Like those other masters of the Great American Songbook, Bacharach was a subversive. Under the cover of writing songs for the popular charts, he was able to sneak in tricky and sophisticated harmony, odd time signatures and meters, and melodies that covered a wide vocal range. Irving Berlin had his “Puttin’ on the Ritz” and George Gershwin his “Fascinating Rhythm,” but what Bacharach did was, in its context, even bolder. Berlin and Gershwin operated in a popular musical culture that was lyrically and musically sophisticated, while Bacharach’s tunes were surrounded on the charts by teenage love songs, rock and roll, and Motown.
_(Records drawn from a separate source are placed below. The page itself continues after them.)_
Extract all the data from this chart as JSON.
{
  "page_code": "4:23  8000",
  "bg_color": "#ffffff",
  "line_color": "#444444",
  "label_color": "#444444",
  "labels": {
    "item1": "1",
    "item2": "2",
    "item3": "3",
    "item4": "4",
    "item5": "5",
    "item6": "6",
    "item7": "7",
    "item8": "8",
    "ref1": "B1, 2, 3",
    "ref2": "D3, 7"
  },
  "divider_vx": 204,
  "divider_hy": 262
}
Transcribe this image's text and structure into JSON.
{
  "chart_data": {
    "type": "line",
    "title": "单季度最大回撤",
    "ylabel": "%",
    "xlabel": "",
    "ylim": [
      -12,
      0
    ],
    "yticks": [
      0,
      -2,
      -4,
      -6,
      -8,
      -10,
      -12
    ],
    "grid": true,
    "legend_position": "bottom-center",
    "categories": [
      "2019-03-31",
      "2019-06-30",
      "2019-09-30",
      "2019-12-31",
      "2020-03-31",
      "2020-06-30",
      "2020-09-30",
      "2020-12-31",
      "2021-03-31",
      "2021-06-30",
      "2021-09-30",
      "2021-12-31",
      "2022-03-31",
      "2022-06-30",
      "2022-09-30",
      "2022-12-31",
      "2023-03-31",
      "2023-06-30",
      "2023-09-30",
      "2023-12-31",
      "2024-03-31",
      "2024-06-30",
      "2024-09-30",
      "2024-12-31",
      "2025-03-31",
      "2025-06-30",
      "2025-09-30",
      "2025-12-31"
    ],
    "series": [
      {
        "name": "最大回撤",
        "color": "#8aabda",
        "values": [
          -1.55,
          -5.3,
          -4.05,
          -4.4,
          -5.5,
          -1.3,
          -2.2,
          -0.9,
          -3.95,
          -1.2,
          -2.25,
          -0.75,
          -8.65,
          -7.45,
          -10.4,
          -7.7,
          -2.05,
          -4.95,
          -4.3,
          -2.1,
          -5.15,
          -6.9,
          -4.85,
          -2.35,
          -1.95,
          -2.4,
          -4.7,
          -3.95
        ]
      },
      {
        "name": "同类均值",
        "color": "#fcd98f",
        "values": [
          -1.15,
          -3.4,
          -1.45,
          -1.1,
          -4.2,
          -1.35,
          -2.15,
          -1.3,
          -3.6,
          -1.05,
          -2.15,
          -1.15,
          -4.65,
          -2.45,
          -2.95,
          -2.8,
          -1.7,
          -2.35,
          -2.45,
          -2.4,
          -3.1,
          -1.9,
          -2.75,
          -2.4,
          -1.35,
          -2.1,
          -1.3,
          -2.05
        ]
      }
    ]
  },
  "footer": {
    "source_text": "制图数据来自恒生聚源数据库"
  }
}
His output is riddled with odd and shifting meters and irregular bar lines. Some of these include: “Anyone Who Had a Heart” (4/4 to 5/4, and a 7/8), “I Say a Little Prayer” (4/4/, 10/4, 11/4), “Promises, Promises” (4/4, 5/4, 7/4). Also: “Wives And Lovers,” “Do You Know the Way to San Jose,” “I’ll Never Fall in Love Again,” “Walk on By.” Take a song like “Alfie,” which, on one level, is simply lovely. Looked at more closely, the tune is packed with musical anomalies. The first A section is 10 bars, the second, eight, and the third, 14. Then, the third A repeats only the first two bars of the other A’s before it takes a whole new melodic and harmonic direction in the next five bars. The melodic line follows the lyric line almost literally, spinning out without the least concern of getting back home, until of course, it does. The chord changes are odd enough to give the best jazz musician pause.

As a kid, Bacharach had a sharp ear. He recalled how hard Ravel’s “Daphnis et Chloé Suite” hit him when he was a teenager. He also cites the influence of jazz: “I would go to the clubs on 52nd Street with my phony I.D. and just listen.… What I heard … turned my head around.” It’s also possible that Bacharach’s period of study with composer Darius Milhaud had an influence. Wherever it came from, hats off to Burt Bacharach. When listeners put his music on their turntables, they knew they’d be getting lovely, catchy, and emotionally arresting tunes. They were, but they were also getting more than what they hadn’t bargained for.


Steve Provizer writes on a range of subjects, most often the arts. He is a musician and blogs about jazz here.